Case against Tunisian woman raped by police dropped

The Daily Star, AFP, November 29, 2012

Tunisian women shout slogans as they demonstrate in solidarity with
 the inhabitants of the southwestern town of Siliana on November 28,
2012, in Tunis.AFP PHOTO / FETHI BELAID
                              
TUNIS: Tunisian authorities on Thursday dropped a case of possible indecency against a young woman allegedly raped by two policemen, her lawyer said, adding the accused security officers would now face charges.

"The charges (against the woman) were dropped for lack of evidence and the judge has decided to (charge) two policemen for rape and a third for corruption," Bochra Belhaj Hmida told AFP.

The case was dismissed "against the woman and her boyfriend," another lawyer Emna Zahrouni said.

President Moncef Marzouki in October
 offered a state apology to the woman
(AFP, Fethi Belaid)
The 27-year-old rape victim faced possible indecency charges with her fiance based on the testimony of the alleged rapists, policemen who say they took the couple by surprise in an "immoral position" just before the attack purportedly took place.
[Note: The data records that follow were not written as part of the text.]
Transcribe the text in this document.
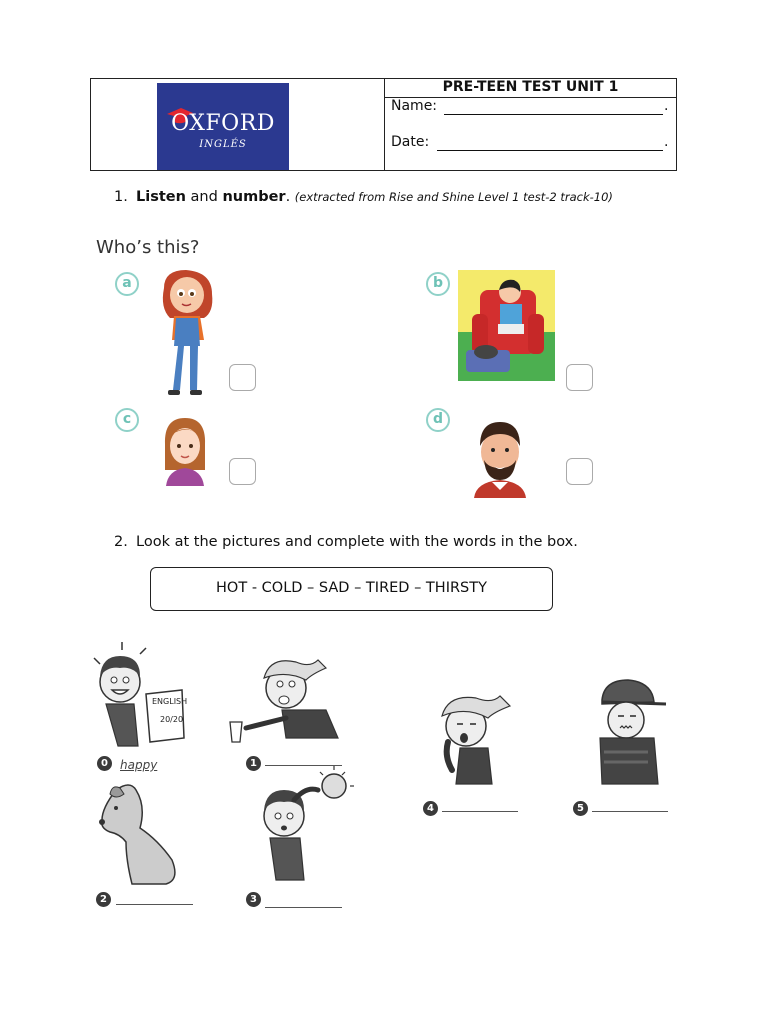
OXFORD
INGLÉS
PRE-TEEN TEST UNIT 1
Name:	.
Date:	.
1. Listen and number. (extracted from Rise and Shine Level 1 test-2 track-10)
Who’s this?
a	b
c	d
2. Look at the pictures and complete with the words in the box.
HOT - COLD – SAD – TIRED – THIRSTY
ENGLISH
20/20
0	happy	1
2	3
4	5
A judicial source has previously said that the police had taken the couple by surprise as they were having sex in their car.

Two of them then took the woman to the police car, where they raped her, while a third restrained and tried to extort money from her fiance, the source added.

Last month a magistrate had questioned the woman, alleged raped on September 3, to decide whether she was to be charged with indecency.

The case sparked a storm of protest in Tunisia, with NGOs, media and opposition figures saying the proceedings had transformed the victim into the accused and reflected the Islamist-led government's policy towards women.

Prime Minister Hamadi Jebali, from the ruling Islamist party Ennahda, said in October that the policemen, arrested shortly after the incident, would be "severely judged."

But he also said there may be a case of indecency to answer.

However, Tunisian President Moncef Marzouki in October offered a state apology to the woman.

"The Tunisian president received the young woman raped by the policemen... and after listening to the details of this painful case... he expressed total sympathy (with the woman) and offered a state apology," a statement from his office said.

Since the Islamists' rise to power after last year's revolution, feminist groups have accused police of regularly harassing women, by challenging them over their clothing or if they go out at night unaccompanied by family members.

The principle of gender equality, enshrined in the Personal Status Code that was promulgated in 1956 under Tunisia's first president, Habib Bourguiba, made the north African nation a beacon of modernity in the Arab world.

Ennahda, the Islamist party that heads the ruling coalition, was heavily criticised for proposing an article in the new constitution, since dropped, that referred to the "complementarity" of men to women, rather than their equality.